New on Pulsar: improved image performance analysis and image text recognition

19th February 2018

A natural shift in digital marketing and advertising has seen an increase in utilization of images. However, providing the technology for image analysis at scale has been a major challenge. This is a problem for agency and brand teams, especially when they are trying to gauge who has taken notice of their content and images during a campaign.

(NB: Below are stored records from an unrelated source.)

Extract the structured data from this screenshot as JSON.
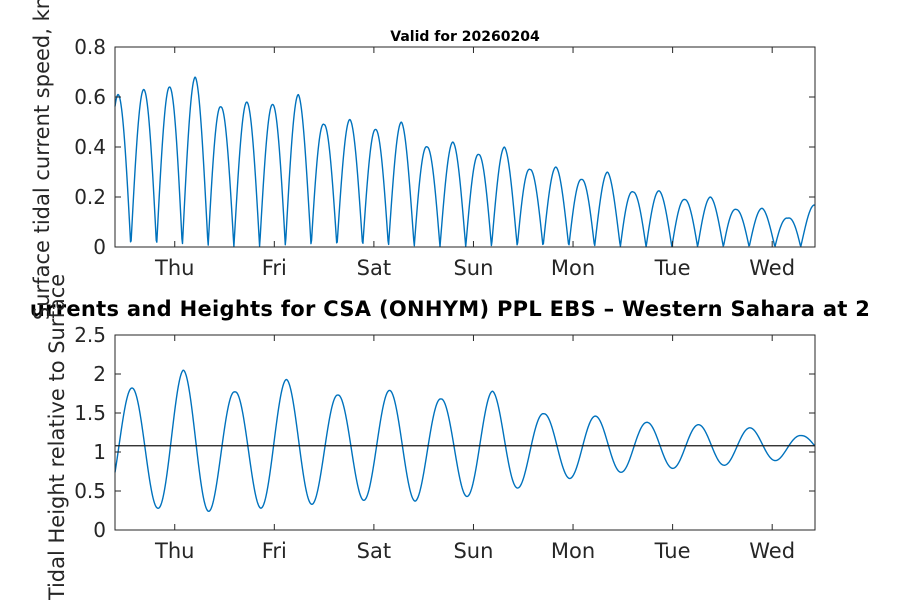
{
  "figure": {
    "background": "#ffffff",
    "axis_color": "#262626",
    "curve_color": "#0072BD",
    "mean_line_color": "#1a1a1a"
  },
  "main_title": {
    "text": "urrents and Heights for CSA (ONHYM) PPL EBS  – Western Sahara at 2",
    "note": "clipped at both image edges"
  },
  "chart_data": [
    {
      "type": "line",
      "position": "top",
      "title": "Valid for 20260204",
      "ylabel": "Surface tidal current speed, kn",
      "xlabel": "",
      "ylim": [
        0,
        0.8
      ],
      "yticks": [
        0,
        0.2,
        0.4,
        0.6,
        0.8
      ],
      "ytick_labels": [
        "0",
        "0.2",
        "0.4",
        "0.6",
        "0.8"
      ],
      "x_range_days": [
        0,
        7.03
      ],
      "xtick_days": [
        0.6,
        1.6,
        2.6,
        3.6,
        4.6,
        5.6,
        6.6
      ],
      "xtick_labels": [
        "Thu",
        "Fri",
        "Sat",
        "Sun",
        "Mon",
        "Tue",
        "Wed"
      ],
      "grid": false,
      "legend": null,
      "series": [
        {
          "name": "surface-tidal-current-speed",
          "color": "#0072BD",
          "model": {
            "kind": "abs-sin",
            "period_days": 0.5175,
            "phase_day": -0.1,
            "envelope_keyframes": [
              [
                0,
                0.6
              ],
              [
                0.029,
                0.61
              ],
              [
                0.288,
                0.63
              ],
              [
                0.547,
                0.64
              ],
              [
                0.806,
                0.68
              ],
              [
                1.064,
                0.56
              ],
              [
                1.323,
                0.58
              ],
              [
                1.582,
                0.57
              ],
              [
                1.841,
                0.61
              ],
              [
                2.099,
                0.49
              ],
              [
                2.358,
                0.51
              ],
              [
                2.617,
                0.47
              ],
              [
                2.876,
                0.5
              ],
              [
                3.134,
                0.4
              ],
              [
                3.393,
                0.42
              ],
              [
                3.652,
                0.37
              ],
              [
                3.911,
                0.4
              ],
              [
                4.169,
                0.31
              ],
              [
                4.428,
                0.32
              ],
              [
                4.687,
                0.27
              ],
              [
                4.946,
                0.3
              ],
              [
                5.204,
                0.22
              ],
              [
                5.463,
                0.225
              ],
              [
                5.722,
                0.19
              ],
              [
                5.981,
                0.2
              ],
              [
                6.239,
                0.15
              ],
              [
                6.498,
                0.155
              ],
              [
                6.757,
                0.115
              ],
              [
                7.03,
                0.17
              ]
            ]
          },
          "peak_values_kn": [
            0.61,
            0.63,
            0.64,
            0.68,
            0.56,
            0.58,
            0.57,
            0.61,
            0.49,
            0.51,
            0.47,
            0.5,
            0.4,
            0.42,
            0.37,
            0.4,
            0.31,
            0.32,
            0.27,
            0.3,
            0.22,
            0.23,
            0.19,
            0.2,
            0.15,
            0.16,
            0.12,
            0.17
          ],
          "minimum_kn": 0
        }
      ]
    },
    {
      "type": "line",
      "position": "bottom",
      "title": "",
      "ylabel": "Tidal Height relative to Surface",
      "xlabel": "",
      "ylim": [
        0,
        2.5
      ],
      "yticks": [
        0,
        0.5,
        1,
        1.5,
        2,
        2.5
      ],
      "ytick_labels": [
        "0",
        "0.5",
        "1",
        "1.5",
        "2",
        "2.5"
      ],
      "x_range_days": [
        0,
        7.03
      ],
      "xtick_days": [
        0.6,
        1.6,
        2.6,
        3.6,
        4.6,
        5.6,
        6.6
      ],
      "xtick_labels": [
        "Thu",
        "Fri",
        "Sat",
        "Sun",
        "Mon",
        "Tue",
        "Wed"
      ],
      "grid": false,
      "legend": null,
      "series": [
        {
          "name": "tidal-height",
          "color": "#0072BD",
          "model": {
            "kind": "sin-mean",
            "mean": 1.08,
            "period_days": 0.5175,
            "phase_day": 0.04,
            "envelope_keyframes": [
              [
                0,
                0.73
              ],
              [
                0.169,
                0.74
              ],
              [
                0.428,
                0.8
              ],
              [
                0.686,
                0.97
              ],
              [
                0.945,
                0.84
              ],
              [
                1.204,
                0.69
              ],
              [
                1.462,
                0.8
              ],
              [
                1.721,
                0.85
              ],
              [
                1.98,
                0.75
              ],
              [
                2.239,
                0.65
              ],
              [
                2.497,
                0.7
              ],
              [
                2.756,
                0.71
              ],
              [
                3.015,
                0.71
              ],
              [
                3.274,
                0.6
              ],
              [
                3.532,
                0.65
              ],
              [
                3.791,
                0.7
              ],
              [
                4.05,
                0.54
              ],
              [
                4.309,
                0.41
              ],
              [
                4.567,
                0.42
              ],
              [
                4.826,
                0.38
              ],
              [
                5.085,
                0.34
              ],
              [
                5.344,
                0.3
              ],
              [
                5.602,
                0.29
              ],
              [
                5.861,
                0.27
              ],
              [
                6.12,
                0.25
              ],
              [
                6.379,
                0.23
              ],
              [
                6.637,
                0.19
              ],
              [
                6.896,
                0.13
              ],
              [
                7.03,
                0.13
              ]
            ]
          },
          "high_water_values": [
            1.82,
            2.05,
            1.77,
            1.93,
            1.73,
            1.79,
            1.68,
            1.78,
            1.49,
            1.46,
            1.38,
            1.35,
            1.31,
            1.21
          ],
          "low_water_values": [
            0.28,
            0.24,
            0.28,
            0.33,
            0.38,
            0.37,
            0.43,
            0.54,
            0.66,
            0.74,
            0.79,
            0.83,
            0.89
          ]
        },
        {
          "name": "mean-level",
          "color": "#1a1a1a",
          "model": {
            "kind": "constant",
            "value": 1.08
          }
        }
      ]
    }
  ]
}
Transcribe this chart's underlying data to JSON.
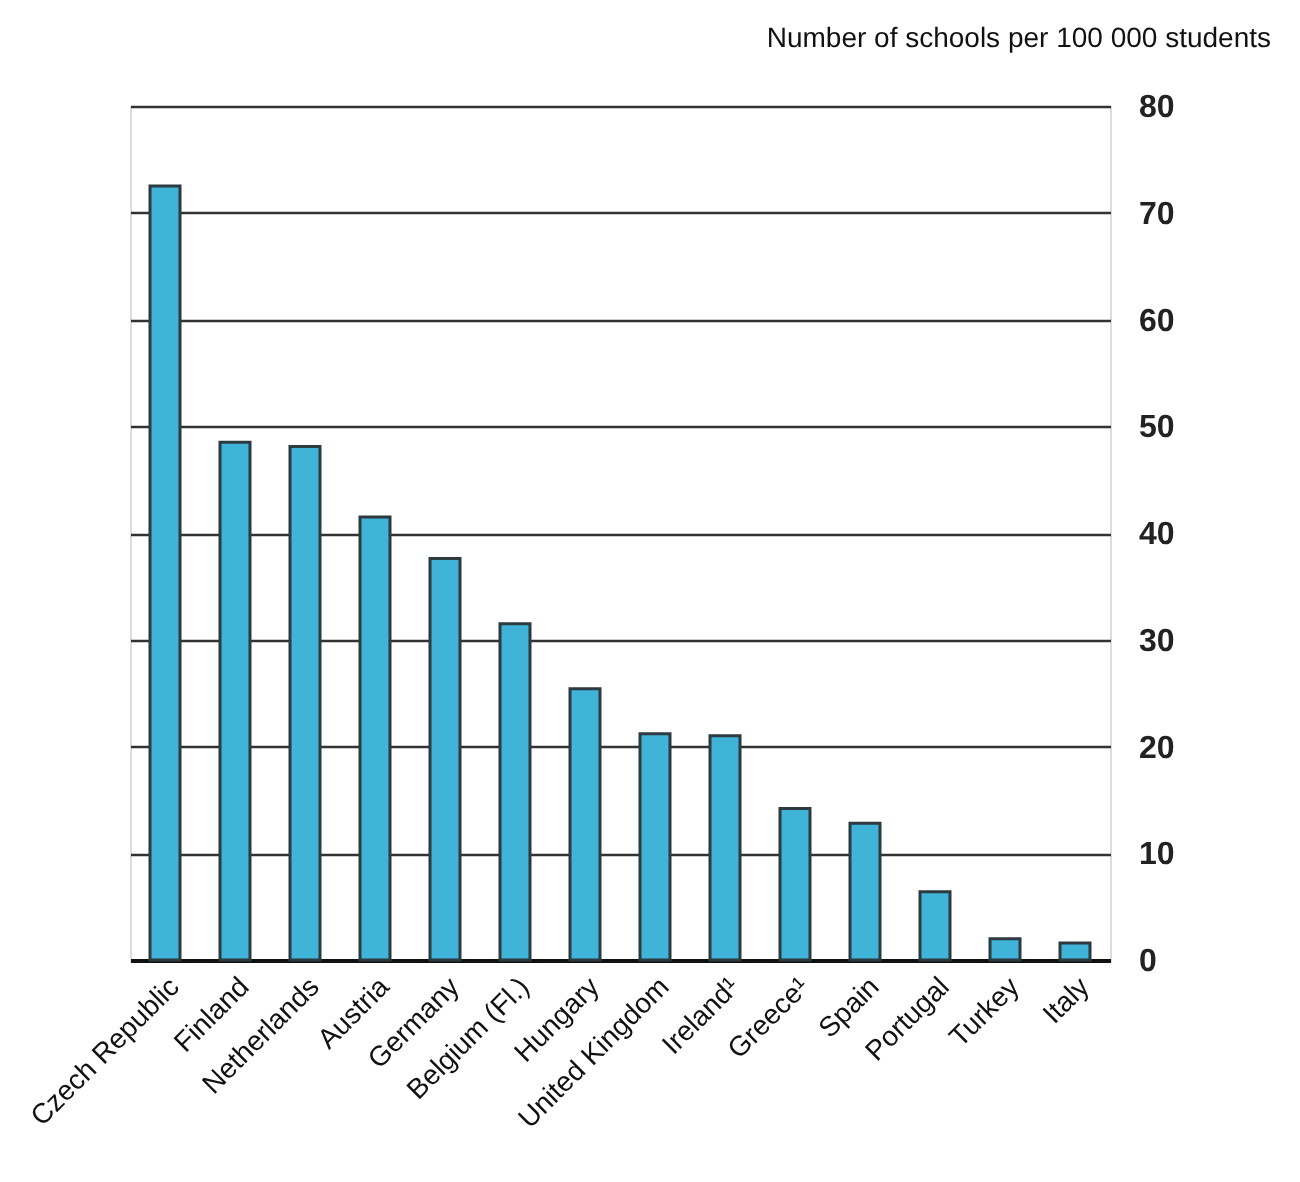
{
  "chart_data": {
    "type": "bar",
    "ylabel": "Number of schools per 100 000 students",
    "categories": [
      "Czech Republic",
      "Finland",
      "Netherlands",
      "Austria",
      "Germany",
      "Belgium (Fl.)",
      "Hungary",
      "United Kingdom",
      "Ireland¹",
      "Greece¹",
      "Spain",
      "Portugal",
      "Turkey",
      "Italy"
    ],
    "values": [
      72.5,
      48.5,
      48.1,
      41.5,
      37.6,
      31.5,
      25.4,
      21.2,
      21.0,
      14.2,
      12.8,
      6.4,
      2.0,
      1.6
    ],
    "color": "#3fb3d8",
    "ylim": [
      0,
      80
    ],
    "yticks": [
      0,
      10,
      20,
      30,
      40,
      50,
      60,
      70,
      80
    ],
    "grid": "y"
  }
}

Pulsar are always trying help solve problems like this through innovation and use of AI. Today we’re introducing an improved and ever more accurate image text recognition service, as well as an image performance analysis through Pulsar TRAC.


image text analysis



Image Text Recognition

Pulsar TRAC’s Image Text Recognition module detects and recognizes text within images. The platform identifies any text contained in an image and extracts it, making it possible to mine images using keyword filtering and analyze them using Natural Language Processing.

This applies to conversational images like memes, but also to posters, signs, labels, packaging and even logos. This functionality is therefore useful to identify brands pictured in an image and understand the buzz and visual associations of brands on social. It currently works best for picking up English text. Other languages like French, German, Italian, Spanish, Portuguese, Japanese, Korean, Chinese may work, but this AI model has been trained mainly for English content, while it catches up with the rest.

To add image text recognition, simply log in to Pulsar TRAC and enable this module in your search set up under the AI Modules section and then start detecting any text and logos in the images in your dataset. You can then use Pulsar’s powerful filtering capabilities to segment and find the relevant images.

Image analysis use case

A Pulsar client sponsored a national rugby team’s tour: their logo was imprinted on the rugby shirts and around stadiums during the tour.

Rugby fans talked a lot on social media about the team and the games they watched or attended, but of course, they were unlikely to mention the client’s brand explicitly. But that doesn’t mean they hadn’t seen the logo.

Using a Pulsar TRAC Topic search to monitor all mentions of the tour, the brand was then able to identify where their logo appeared in images shared on various social posts. This allowed them to gauge the number of impressions their sponsorship had generated across social media and measure the success of the partnership.

Image text recognition Pulsar TRAC



Image Tags Performance

Additionally, Pulsar has now added context to the existing Image Recognition technology (above). Instead of only looking at visual concepts that produce the highest volume of mentions, the tool can now add more context, to help you understand which of those images are most engaging within specific social networks and users.

With Pulsar’s Image Analysis module, Pulsar has always been able to scan images and attach up to 20 tags. These summarize scenes, objects and stylistic features, to identify objects such as chairs, dogs, buildings; recognize scenes, like streets, stores, beaches, landscapes, mountains; detect people and faces as well as colour palettes. Now you will be able to find out whether beaches get higher impressions than dogs, or faces have a higher visibility impact than landscapes.

These updates mean Pulsar TRAC is now even more optimized for tracing and providing in-depth image analysis.